Bilder: Bundespolizei Waidhaus 

10 Kommentare

  1. Oli Buerkle schreibt:

    Warum werden die Steuerzahler zur Kasse gebeten , wenn die 2 Männer auf frischer Tat erwischt wurden . ?
    Wenn Sie keine angemessene Sicherheitsleistung hinterlegen können , soll der Kastenwagen als Pfand her , nach 3 Monaten versteigert und der Erlös für die kosten .
    WARUM MUSS DER STEUERZAHLER / DEUTSCHLAND IMMER ALLES BEZAHLEN ?
    Wer eine richtige Arbeit , Familie , Haus , Auto hat in Deutschland ist der dumme.

  2. Josef Mauser schreibt:

    Oli das ist Deutschland, ist so muss man nicht verstehen!!!

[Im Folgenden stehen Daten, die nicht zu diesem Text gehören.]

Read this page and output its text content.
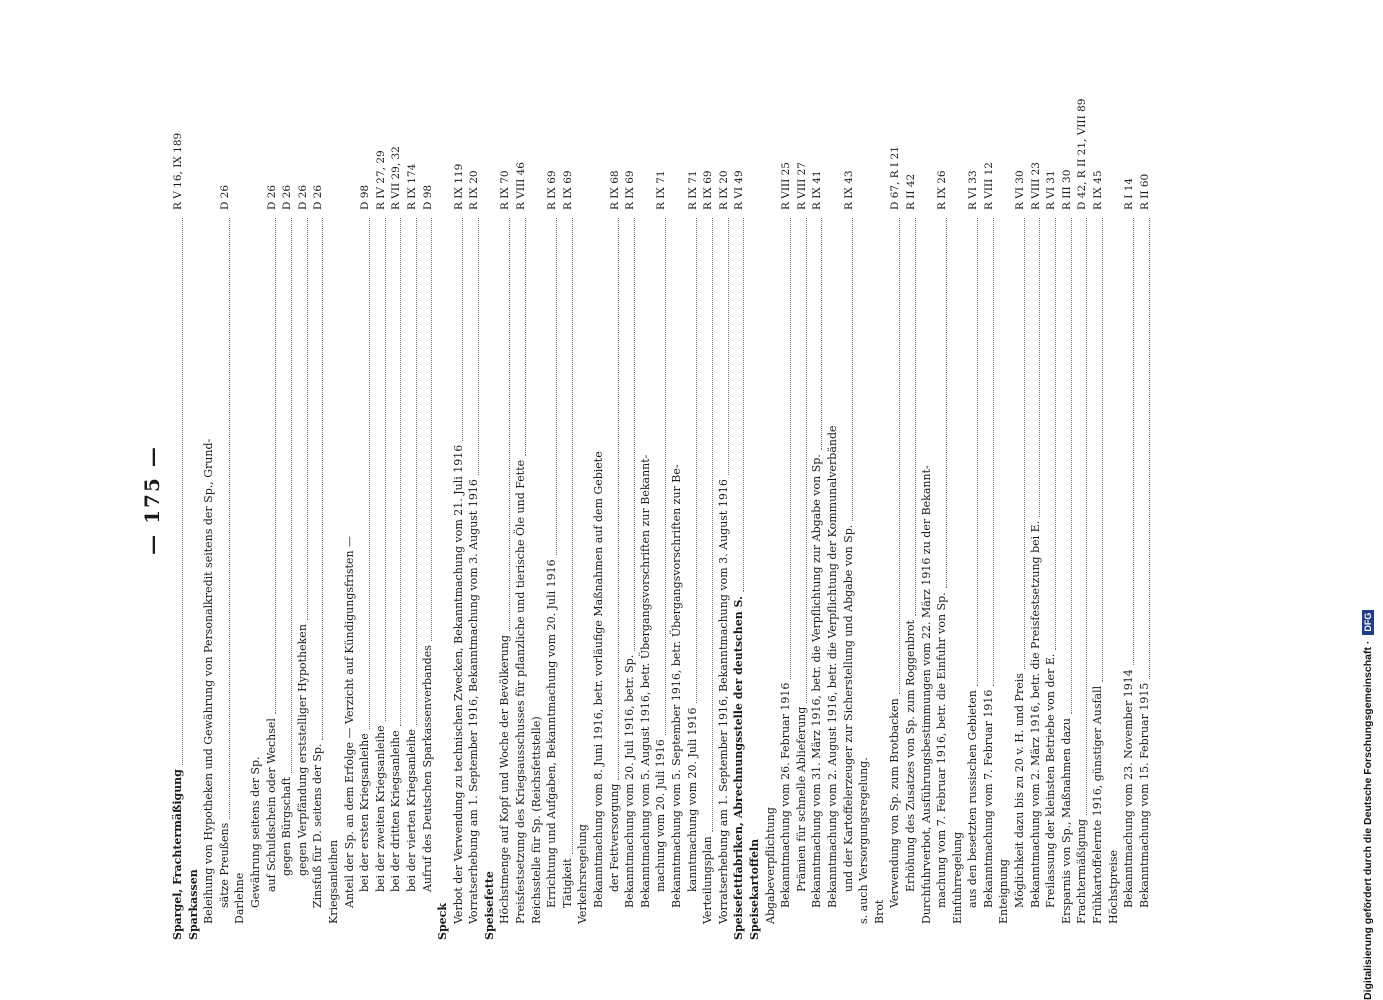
— 175 —
Spargel, Frachtermäßigung
R V 16, IX 189
Sparkassen Beleihung von Hypotheken und Gewährung von Personalkredit seitens der Sp., Grund- sätze Preußens
D 26
Darlehne Gewährung seitens der Sp. auf Schuldschein oder Wechsel
D 26
gegen Bürgschaft
D 26
gegen Verpfändung erststelliger Hypotheken
D 26
Zinsfuß für D. seitens der Sp.
D 26
Kriegsanleihen Anteil der Sp. an dem Erfolge — Verzicht auf Kündigungsfristen — bei der ersten Kriegsanleihe
D 98
bei der zweiten Kriegsanleihe
R IV 27, 29
bei der dritten Kriegsanleihe
R VII 29, 32
bei der vierten Kriegsanleihe
R IX 174
Aufruf des Deutschen Sparkassenverbandes
D 98
Speck Verbot der Verwendung zu technischen Zwecken, Bekanntmachung vom 21. Juli 1916
R IX 119
Vorratserhebung am 1. September 1916, Bekanntmachung vom 3. August 1916
R IX 20
Speisefette Höchstmenge auf Kopf und Woche der Bevölkerung
R IX 70
Preisfestsetzung des Kriegsausschusses für pflanzliche und tierische Öle und Fette
R VIII 46
Reichsstelle für Sp. (Reichsfettstelle) Errichtung und Aufgaben, Bekanntmachung vom 20. Juli 1916
R IX 69
Tätigkeit
R IX 69
Verkehrsregelung Bekanntmachung vom 8. Juni 1916, betr. vorläufige Maßnahmen auf dem Gebiete der Fettversorgung
R IX 68
Bekanntmachung vom 20. Juli 1916, betr. Sp.
R IX 69
Bekanntmachung vom 5. August 1916, betr. Übergangsvorschriften zur Bekannt- machung vom 20. Juli 1916
R IX 71
Bekanntmachung vom 5. September 1916, betr. Übergangsvorschriften zur Be- kanntmachung vom 20. Juli 1916
R IX 71
Verteilungsplan
R IX 69
Vorratserhebung am 1. September 1916, Bekanntmachung vom 3. August 1916
R IX 20
Speisefettfabriken, Abrechnungsstelle der deutschen S.
R VI 49
Speisekartoffeln Abgabeverpflichtung Bekanntmachung vom 26. Februar 1916
R VIII 25
Prämien für schnelle Ablieferung
R VIII 27
Bekanntmachung vom 31. März 1916, betr. die Verpflichtung zur Abgabe von Sp.
R IX 41
Bekanntmachung vom 2. August 1916, betr. die Verpflichtung der Kommunalverbände und der Kartoffelerzeuger zur Sicherstellung und Abgabe von Sp.
R IX 43
s. auch Versorgungsregelung. Brot
Verwendung von Sp. zum Brotbacken
D 67, R I 21
Erhöhung des Zusatzes von Sp. zum Roggenbrot
R II 42
Durchfuhrverbot, Ausführungsbestimmungen vom 22. März 1916 zu der Bekannt- machung vom 7. Februar 1916, betr. die Einfuhr von Sp.
R IX 26
Einfuhrregelung aus den besetzten russischen Gebieten
R VI 33
Bekanntmachung vom 7. Februar 1916
R VIII 12
Enteignung Möglichkeit dazu bis zu 20 v. H. und Preis
R VI 30
Bekanntmachung vom 2. März 1916, betr. die Preisfestsetzung bei E.
R VIII 23
Freilassung der kleinsten Betriebe von der E.
R VI 31
Ersparnis von Sp., Maßnahmen dazu
R III 30
Frachtermäßigung
D 42, R II 21, VIII 89
Frühkartoffelernte 1916, günstiger Ausfall
R IX 45
Höchstpreise Bekanntmachung vom 23. November 1914
R I 14
Bekanntmachung vom 15. Februar 1915
R II 60
Digitalisierung gefördert durch die Deutsche Forschungsgemeinschaft ·
DFG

    • Oli Buerkle schreibt:

      Ja leider , viele schimpfen über Italien aber wer zu schnell ist muss zahlen oder Auto weg , außer bei Speed Boxen kommt es per Post.

  3. Petra schreibt:

    Der Verbraucher/Käufer soll wieder der Alleinverantwortliche sein NEIN
    STRENGERE KONTROLLEN UND DANN HOHE STRAFEN ,AUTO EINBEHALTEN GEFÄNGNIS USW.
    UND DAS AUCH FÜR ALLE ABNEHMER UND KÄUFER
    DIE BEHÖRDEN SCHLAFEN JAHRZEHNTE UND DER BRAVE BÜRGER SOLL ZAHLEN
    JA WIR SCHAFFEN DAS ?

  4. Larissa Simon schreibt:

    Immer muss der Steuerzahler herhalten. Wie schon geschrieben wurde. Die dreckige Bande würde auf frischer Tat ertappt. Warum müssen die nicht alleine dafür büssen und den Kastenwagen zu Geld machen. Die scheiss tierschmuckler. Ich bin wirklich froh über die Kontrollen. Ich möchte gar nicht wissen was mit den Tieren passiert wäre grausam. Weiter so mit den Kontrollen und die sollen Ordendlich bestraft werden und nicht auf unsere Kosten immer.

  5. Eva Franke schreibt:

    Jetzt mal ehrlich! Denkt Ihr eigentlich nur an Euch und an das Geld?? Natürlich müssen strengere Kontrollen und vor Allem strengere Gesetze her! Aber die Leidtragenden seit nicht Ihr, sondern die Tiere, die immer noch und immer wieder wie „Wegwerfartikel“ behandelt werden!! Es sind LEBEWESEN !!! Denkt mal darüber nach!!

  6. Manuela Wagner schreibt:

    Hallo Frau Franke, ich gebe Ihnen völlig Recht!

  7. Das Problem ist Deutschland, weil viele Menschen Billigtiere möchten und so gut wie nichts zahlen und somit machen diese illegale Transport mit den armen Tieren immer geben. Erst wenn die Menschen umdenken und sich ihr Tier in Deutschland bei einem Züchter kaufen.

  8. Guenter Straub schreibt:

    Zum Thema strengere Grenzkontrollen über alle Strassen nach Deutschland haben bei den Grünen usw einen Riesen Aufschrei ausgelöst.
    Grenzkontrollen würden diese Transporte gewaltig einschränken ebenso den Schmuggel da sie abschrecken wirken. Aber dann heisst es wieder Wartezeiten bei der Einreise was wiederum die Spediteure in Bedrängnis bringt da die Dispo wieder mehr Zeit einplanen muss. Das heisst die Waren werden teuerer da die Frachtkosten steigen.
    Ich bin generell für Grenzkontrollen.

  9. Doris schreibt:

    eBay Kleinanzeigen……
    Da wird jeder zum Hobbyzüchter.
    Katzen Hunde Vögel…..
    Bekannte hat sich auch einen Malteser gekauft der alles andre als gesund ist ..
    War viel zu klein.
    Eine Perserkatze gedeckt mit vier jungen zum Preis von 500.- Euro macht ein super Nebeneinkommen.
    Werden als Mix verkauft dann braucht’s keine Papiere….
    Und super in der Wohnung zu halten.
    eBay tut ja schon alles um das zu verhindern aber Tausende von Anzeigen.